Только тут до меня донесся звук ревевших автомобилей, видимо, очень торопившихся в наше убежище. Машина Люка влетела на подъездную дорожку, охранники остановились на дороге. Они высыпали из салона, оставив двери раскрытыми нараспашку, и заняли явно оборонительные позы, в руках хмурых мужчин сокращались голубоватые шарики призм. Люк, не заглушив двигателя, вышел, красивое лицо выражало крайнюю обеспокоенность. Я незаметно высвободила руку из пальцев Романа, но все равно внимательные почти черные глаза отметили мое осторожное движение.
— Держи. — Люк буквально швырнул мне в лицо пакет с одеждой. — Переодевайся. Мы уезжаем отсюда. Роман, ты тоже готовься. На сборы пять минут.
— Да, мне и собирать нечего. — Хмыкнул тот.
— Что?! — Я едва успела поймать покупки, но все равно на деревянное крыльцо мне под ноги шмякнулся черный женский кроссовок.
Люк, мало обращая на меня внимания, зашел в дом. Быстро подняв обувь, я заторопились за мужчиной.
— Петр! — Крикнул он, разыскивая типчика. — В городе хранители! Кажется, тебе нужно кое-что объяснить мне!

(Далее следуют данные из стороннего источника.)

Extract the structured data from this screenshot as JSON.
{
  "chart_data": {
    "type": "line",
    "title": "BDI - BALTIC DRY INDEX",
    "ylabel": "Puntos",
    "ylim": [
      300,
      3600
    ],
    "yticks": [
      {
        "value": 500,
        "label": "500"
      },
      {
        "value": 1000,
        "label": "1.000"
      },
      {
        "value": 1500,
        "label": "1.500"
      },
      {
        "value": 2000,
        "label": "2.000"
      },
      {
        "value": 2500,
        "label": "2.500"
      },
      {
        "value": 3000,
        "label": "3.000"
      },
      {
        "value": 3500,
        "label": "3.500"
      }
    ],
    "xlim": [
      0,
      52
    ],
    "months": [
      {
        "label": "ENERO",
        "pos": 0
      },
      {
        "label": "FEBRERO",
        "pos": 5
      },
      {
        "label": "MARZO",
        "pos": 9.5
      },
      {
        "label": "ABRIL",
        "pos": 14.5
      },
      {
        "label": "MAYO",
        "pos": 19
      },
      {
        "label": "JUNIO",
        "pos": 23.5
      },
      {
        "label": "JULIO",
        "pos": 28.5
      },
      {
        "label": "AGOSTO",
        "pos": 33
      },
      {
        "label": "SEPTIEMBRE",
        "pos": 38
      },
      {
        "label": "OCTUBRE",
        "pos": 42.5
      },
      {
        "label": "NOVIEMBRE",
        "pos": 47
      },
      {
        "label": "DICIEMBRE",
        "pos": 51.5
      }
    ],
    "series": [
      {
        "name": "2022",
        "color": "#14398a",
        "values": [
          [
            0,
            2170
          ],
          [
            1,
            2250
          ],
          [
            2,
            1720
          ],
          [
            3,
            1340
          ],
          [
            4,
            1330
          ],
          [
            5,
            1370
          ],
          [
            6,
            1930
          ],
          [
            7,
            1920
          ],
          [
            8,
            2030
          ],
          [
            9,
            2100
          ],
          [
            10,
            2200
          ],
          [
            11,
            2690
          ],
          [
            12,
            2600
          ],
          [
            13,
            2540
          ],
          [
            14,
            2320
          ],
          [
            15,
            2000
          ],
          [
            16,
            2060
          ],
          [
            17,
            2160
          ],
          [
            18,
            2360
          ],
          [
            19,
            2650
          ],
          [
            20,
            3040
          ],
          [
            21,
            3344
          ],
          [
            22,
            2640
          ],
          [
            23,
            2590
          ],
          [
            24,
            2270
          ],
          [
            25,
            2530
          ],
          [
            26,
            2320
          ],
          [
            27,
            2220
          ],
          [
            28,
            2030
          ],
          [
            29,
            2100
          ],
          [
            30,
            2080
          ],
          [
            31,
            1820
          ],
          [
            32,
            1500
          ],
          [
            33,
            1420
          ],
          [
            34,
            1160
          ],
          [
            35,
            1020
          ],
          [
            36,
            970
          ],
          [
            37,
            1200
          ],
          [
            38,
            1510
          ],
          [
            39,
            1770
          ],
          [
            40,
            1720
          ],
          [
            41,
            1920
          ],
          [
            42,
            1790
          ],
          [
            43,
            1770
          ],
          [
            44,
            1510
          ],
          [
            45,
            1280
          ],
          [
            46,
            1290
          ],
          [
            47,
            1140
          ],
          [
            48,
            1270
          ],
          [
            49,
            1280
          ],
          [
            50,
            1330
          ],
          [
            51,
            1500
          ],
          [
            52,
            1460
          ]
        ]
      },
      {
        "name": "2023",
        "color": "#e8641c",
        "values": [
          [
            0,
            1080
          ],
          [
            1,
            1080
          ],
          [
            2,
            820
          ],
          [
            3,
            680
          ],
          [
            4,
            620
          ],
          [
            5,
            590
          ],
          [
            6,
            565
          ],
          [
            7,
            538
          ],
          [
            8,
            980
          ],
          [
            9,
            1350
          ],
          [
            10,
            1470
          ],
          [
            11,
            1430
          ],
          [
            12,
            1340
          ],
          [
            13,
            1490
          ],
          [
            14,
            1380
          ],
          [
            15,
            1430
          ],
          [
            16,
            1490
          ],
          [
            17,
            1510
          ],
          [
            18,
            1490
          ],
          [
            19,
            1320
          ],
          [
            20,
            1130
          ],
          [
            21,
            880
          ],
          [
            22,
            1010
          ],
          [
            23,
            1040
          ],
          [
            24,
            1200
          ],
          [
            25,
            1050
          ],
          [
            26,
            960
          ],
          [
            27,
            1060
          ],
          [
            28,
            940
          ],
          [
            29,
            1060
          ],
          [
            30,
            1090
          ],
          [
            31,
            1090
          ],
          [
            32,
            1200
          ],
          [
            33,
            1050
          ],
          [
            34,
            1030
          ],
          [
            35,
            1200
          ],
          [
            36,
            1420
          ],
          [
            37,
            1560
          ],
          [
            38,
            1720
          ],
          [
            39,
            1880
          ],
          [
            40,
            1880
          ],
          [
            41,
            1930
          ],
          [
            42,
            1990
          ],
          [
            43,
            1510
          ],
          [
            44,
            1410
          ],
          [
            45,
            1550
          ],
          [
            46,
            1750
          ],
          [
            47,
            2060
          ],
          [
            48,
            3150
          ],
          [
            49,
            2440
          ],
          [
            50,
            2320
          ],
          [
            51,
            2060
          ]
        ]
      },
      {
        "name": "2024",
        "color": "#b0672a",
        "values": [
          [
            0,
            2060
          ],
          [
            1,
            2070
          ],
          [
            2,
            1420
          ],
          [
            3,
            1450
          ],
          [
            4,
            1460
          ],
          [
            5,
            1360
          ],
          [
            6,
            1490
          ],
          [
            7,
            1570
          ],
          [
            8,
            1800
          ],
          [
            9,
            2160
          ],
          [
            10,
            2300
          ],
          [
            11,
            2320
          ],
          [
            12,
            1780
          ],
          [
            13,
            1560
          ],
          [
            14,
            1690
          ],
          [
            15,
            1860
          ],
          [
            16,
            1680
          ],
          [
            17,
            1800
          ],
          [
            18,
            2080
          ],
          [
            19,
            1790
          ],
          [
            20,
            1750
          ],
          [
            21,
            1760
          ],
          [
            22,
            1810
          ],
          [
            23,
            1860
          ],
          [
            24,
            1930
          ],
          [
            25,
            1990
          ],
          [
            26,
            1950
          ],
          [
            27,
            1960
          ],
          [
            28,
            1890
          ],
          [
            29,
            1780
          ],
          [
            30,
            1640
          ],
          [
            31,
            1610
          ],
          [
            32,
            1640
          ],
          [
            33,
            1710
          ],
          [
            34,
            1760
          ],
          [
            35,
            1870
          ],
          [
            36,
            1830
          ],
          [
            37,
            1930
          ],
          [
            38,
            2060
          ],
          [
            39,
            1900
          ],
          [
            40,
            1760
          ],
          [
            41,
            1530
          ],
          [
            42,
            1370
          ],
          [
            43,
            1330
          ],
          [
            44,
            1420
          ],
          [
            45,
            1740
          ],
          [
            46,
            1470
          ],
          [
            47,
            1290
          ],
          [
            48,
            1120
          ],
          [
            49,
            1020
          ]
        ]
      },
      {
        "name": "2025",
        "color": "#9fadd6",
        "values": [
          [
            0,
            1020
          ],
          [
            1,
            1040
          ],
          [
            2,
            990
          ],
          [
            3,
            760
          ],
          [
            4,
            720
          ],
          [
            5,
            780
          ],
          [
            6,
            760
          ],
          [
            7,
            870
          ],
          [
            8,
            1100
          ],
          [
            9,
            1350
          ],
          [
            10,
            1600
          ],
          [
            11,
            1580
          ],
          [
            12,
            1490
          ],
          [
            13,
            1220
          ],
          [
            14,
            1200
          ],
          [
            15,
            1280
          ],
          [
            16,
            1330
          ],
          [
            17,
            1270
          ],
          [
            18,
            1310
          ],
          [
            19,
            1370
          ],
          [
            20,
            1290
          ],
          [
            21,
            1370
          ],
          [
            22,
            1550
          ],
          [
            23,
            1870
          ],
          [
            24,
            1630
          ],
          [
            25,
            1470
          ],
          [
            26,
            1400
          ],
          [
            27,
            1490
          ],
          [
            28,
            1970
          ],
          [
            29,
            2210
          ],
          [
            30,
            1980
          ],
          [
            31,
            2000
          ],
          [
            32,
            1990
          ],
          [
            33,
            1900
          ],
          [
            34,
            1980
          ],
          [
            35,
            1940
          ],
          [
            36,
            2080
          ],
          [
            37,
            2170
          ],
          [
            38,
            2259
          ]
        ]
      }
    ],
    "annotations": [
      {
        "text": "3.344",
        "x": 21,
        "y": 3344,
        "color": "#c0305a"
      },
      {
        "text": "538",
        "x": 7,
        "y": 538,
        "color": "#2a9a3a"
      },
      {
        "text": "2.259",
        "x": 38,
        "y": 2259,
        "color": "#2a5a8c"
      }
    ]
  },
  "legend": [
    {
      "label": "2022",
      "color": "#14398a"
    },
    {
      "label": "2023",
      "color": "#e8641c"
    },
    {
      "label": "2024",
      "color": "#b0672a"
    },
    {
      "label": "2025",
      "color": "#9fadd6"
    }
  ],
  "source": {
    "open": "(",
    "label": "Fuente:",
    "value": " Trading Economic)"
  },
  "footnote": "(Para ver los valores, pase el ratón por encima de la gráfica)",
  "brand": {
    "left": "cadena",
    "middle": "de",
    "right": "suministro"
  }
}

Я торопились за Люком, прижимая к груди пакет, и мои семенящие шаги звучали эхом вслед его рассерженным и твердым. Петр стоял на кухне, запихивая в рот очередной кусок копченого мяса, вытащенный из холодильника. Он так и застыл с набитым ртом, когда увидел перекошенное лицо Люкки и его сжатые до побелевших костяшек кулаки.
— Откуда они знают, что мы рядом с этим городом?! — От его тона даже у меня побежали мурашки, а Петр подавился, вытаращив глаза.
— Я ничего не говорил! — Едва пробормотал он и проглотил кусок, так и не разжевав.
— Люк… — Окликнула его я. Мужчина выглядел так, словно собирался убить Петра.
Он развернулся настолько стремительно и незаметно, что в испуге я отступила на шаг. Впервые я поняла, почему его считали в этом мире чудовищем. Прекрасное лицо выражало безграничную, всепоглощающую злость. Она сочилась из каждой черточки, из черных страшных глаз, не имевших дна. Меня затрясло, руки стали влажными.
— Я сказал, чтобы ты шла переодеваться. — Он произнес слова спокойно, четко, раздельно. — Немедленно!